Putnam was the host of Talk Back, a conservative radio show he hosted daily after leaving the television anchor chair in 1975. It was based at KIEV in Glendale, California (now KRLA) until 2001 and moved to KCAA 1050 in San Bernardino in 2002. Talk Back was distributed nationwide on the Cable Radio Network on CRN1. Although Putnam advocated many conservative viewpoints, he stated many times his status as a "lifelong Democrat" since his youthful admiration of U.S. President Franklin D. Roosevelt. In addition to political talk Putnam interviewed many people whom he knew in show business including Bob Hope, Lucille Ball, Peggy Lee, Doris Day, Charlton Heston, John Wayne, Desi Arnaz, Milton Berle and many others. He and Lucille Ball were very close friends, as evidenced by her yearly in-person appearance on Talk Back on or around his birthday. Downtown Los Angeles workers were thrilled and surprised to see Ball making the walk through the underground level of Arco Plaza to Putnam's studio, often with her husband Gary Morton and no security detail. The studio was enclosed in glass so that people visiting Arco Plaza could observe shows and on occasion (as with Ball's appearances) ask questions of Putnam's guests. KIEV built the studio mainly for Putnam. He is credited with giving Blog reporter Matt Drudge his start.

Putnam received an honorary LL.D. from Bates College in 1985.

Putnam had a cameo role as a TV news reporter or anchor in at least three films: Fourteen Hours (1951), I Want to Live! (1958) with Susan Hayward starring as accused murderer Barbara Graham, and the disaster film Independence Day (1996).

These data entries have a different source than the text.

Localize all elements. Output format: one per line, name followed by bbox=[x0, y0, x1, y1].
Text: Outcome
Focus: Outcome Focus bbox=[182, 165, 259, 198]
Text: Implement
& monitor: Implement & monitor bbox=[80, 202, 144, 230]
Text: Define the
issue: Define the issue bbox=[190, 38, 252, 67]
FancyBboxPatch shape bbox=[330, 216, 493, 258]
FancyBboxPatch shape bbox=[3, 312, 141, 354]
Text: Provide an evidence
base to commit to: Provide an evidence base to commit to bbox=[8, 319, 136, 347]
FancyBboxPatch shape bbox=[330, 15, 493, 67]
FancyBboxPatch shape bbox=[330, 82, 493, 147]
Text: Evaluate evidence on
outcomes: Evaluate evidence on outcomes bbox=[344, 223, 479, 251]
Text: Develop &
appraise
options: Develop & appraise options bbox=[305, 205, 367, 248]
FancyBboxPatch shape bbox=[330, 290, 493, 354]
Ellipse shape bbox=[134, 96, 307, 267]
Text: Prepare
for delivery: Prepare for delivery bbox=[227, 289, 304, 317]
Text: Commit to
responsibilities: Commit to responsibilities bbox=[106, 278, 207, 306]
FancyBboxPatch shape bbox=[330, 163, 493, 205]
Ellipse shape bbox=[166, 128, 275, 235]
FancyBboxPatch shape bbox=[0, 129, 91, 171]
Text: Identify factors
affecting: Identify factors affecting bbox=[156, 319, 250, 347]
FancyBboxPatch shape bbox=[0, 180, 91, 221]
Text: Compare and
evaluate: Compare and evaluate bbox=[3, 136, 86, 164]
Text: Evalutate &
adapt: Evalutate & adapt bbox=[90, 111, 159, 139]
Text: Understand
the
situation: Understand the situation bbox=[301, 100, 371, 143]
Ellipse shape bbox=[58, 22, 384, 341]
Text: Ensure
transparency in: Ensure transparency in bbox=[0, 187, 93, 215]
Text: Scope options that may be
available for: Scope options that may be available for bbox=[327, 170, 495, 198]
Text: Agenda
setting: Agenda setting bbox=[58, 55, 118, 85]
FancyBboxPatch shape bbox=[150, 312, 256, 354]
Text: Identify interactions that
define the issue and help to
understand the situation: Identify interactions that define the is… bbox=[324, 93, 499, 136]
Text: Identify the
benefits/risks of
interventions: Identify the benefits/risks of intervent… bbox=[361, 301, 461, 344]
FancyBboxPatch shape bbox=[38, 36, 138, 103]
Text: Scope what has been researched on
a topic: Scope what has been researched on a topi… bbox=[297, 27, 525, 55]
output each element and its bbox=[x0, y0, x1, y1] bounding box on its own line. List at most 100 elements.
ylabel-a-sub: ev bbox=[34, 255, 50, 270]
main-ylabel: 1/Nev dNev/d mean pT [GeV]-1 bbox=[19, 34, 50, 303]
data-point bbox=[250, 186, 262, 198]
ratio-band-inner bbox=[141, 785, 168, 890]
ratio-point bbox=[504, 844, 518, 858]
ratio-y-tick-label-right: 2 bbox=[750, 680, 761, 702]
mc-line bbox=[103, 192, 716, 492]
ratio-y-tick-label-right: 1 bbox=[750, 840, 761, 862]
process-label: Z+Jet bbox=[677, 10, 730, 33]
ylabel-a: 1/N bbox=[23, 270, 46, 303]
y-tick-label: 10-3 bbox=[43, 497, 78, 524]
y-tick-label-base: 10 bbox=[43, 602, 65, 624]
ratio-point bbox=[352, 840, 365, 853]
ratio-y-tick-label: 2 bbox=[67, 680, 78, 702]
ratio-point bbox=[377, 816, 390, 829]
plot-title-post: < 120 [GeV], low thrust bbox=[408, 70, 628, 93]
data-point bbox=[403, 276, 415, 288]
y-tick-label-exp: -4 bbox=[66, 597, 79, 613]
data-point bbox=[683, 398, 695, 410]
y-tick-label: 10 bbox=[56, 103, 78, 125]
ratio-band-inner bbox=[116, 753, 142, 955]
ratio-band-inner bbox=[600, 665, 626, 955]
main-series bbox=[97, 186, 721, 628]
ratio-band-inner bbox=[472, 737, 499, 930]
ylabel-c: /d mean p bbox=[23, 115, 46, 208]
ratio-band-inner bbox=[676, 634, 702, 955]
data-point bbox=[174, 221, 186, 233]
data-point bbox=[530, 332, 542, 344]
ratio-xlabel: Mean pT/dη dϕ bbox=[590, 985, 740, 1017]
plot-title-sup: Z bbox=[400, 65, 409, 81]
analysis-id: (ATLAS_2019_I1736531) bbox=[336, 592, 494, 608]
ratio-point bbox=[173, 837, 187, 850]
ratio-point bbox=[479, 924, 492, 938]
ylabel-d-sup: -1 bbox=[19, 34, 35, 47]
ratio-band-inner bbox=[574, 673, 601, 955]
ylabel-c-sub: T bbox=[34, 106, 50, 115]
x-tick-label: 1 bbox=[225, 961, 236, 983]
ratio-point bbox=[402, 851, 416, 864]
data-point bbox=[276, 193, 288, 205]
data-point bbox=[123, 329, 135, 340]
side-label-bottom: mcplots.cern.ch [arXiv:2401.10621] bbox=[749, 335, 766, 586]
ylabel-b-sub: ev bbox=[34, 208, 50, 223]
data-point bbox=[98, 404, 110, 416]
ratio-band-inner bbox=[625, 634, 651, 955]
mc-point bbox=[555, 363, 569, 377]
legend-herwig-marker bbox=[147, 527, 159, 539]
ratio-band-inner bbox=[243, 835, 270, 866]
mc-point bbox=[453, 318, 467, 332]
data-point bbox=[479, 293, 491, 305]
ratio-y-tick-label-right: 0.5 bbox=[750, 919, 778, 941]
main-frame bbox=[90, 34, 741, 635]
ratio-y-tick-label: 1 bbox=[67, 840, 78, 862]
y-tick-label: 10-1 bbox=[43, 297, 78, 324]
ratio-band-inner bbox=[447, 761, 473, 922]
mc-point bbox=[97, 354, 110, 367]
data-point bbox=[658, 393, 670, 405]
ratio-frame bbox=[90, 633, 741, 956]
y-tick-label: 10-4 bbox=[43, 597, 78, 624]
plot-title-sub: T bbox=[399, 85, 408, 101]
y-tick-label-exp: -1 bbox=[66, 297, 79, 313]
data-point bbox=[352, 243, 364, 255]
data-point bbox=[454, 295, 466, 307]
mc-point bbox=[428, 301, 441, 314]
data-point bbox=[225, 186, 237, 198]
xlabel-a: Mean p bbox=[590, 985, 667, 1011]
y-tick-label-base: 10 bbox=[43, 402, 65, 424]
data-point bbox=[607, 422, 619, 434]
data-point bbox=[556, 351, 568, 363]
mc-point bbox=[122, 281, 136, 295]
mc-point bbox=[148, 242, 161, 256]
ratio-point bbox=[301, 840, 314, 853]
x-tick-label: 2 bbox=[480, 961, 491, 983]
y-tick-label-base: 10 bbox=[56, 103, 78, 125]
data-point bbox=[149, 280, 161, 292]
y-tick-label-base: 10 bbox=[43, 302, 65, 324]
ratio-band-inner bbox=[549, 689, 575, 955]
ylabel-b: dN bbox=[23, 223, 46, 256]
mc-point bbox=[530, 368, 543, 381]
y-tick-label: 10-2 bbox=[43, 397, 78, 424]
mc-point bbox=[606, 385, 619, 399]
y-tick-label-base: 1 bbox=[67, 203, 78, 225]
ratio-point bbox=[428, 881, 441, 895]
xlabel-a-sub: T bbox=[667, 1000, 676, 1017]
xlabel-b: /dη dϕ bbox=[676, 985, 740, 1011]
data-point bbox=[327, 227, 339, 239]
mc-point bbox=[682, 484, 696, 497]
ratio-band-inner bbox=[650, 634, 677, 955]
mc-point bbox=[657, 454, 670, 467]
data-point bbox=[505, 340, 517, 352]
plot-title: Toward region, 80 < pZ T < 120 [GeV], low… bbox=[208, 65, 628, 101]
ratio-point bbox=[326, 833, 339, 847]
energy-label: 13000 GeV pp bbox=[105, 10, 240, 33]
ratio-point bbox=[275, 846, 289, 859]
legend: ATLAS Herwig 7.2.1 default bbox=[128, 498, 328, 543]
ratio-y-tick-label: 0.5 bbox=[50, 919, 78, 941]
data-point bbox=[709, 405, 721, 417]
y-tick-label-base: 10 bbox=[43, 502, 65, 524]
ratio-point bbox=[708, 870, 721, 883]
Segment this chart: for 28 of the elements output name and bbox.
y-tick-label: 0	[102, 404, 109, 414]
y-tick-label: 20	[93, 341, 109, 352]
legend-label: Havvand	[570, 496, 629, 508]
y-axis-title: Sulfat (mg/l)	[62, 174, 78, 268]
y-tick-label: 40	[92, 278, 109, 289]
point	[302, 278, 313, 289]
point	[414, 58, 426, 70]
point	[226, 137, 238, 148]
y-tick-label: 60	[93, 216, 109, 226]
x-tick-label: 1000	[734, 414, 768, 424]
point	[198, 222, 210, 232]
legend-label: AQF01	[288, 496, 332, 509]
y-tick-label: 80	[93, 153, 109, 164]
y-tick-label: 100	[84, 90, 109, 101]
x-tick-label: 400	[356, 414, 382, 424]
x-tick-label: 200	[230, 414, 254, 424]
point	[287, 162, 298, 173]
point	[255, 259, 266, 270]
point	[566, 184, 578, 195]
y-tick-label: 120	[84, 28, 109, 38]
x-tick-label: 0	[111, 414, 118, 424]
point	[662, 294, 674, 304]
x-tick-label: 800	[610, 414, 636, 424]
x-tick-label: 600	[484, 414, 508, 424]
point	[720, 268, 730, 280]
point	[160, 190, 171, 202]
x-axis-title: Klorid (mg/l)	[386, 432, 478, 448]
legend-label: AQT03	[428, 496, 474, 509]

In a June 12, 2008, e-mail to Putnam's Newsmax readers, it was announced that Putnam was in a Los Angeles hospital undergoing medical treatment on his liver and kidneys. In mid-July he took part in a special on-air 94th "birthday" show, in which actress Doris Day appeared by telephone, according to the Los Angeles Times.

On September 12, 2008, Putnam died at Chino Valley Medical Center in Chino, California.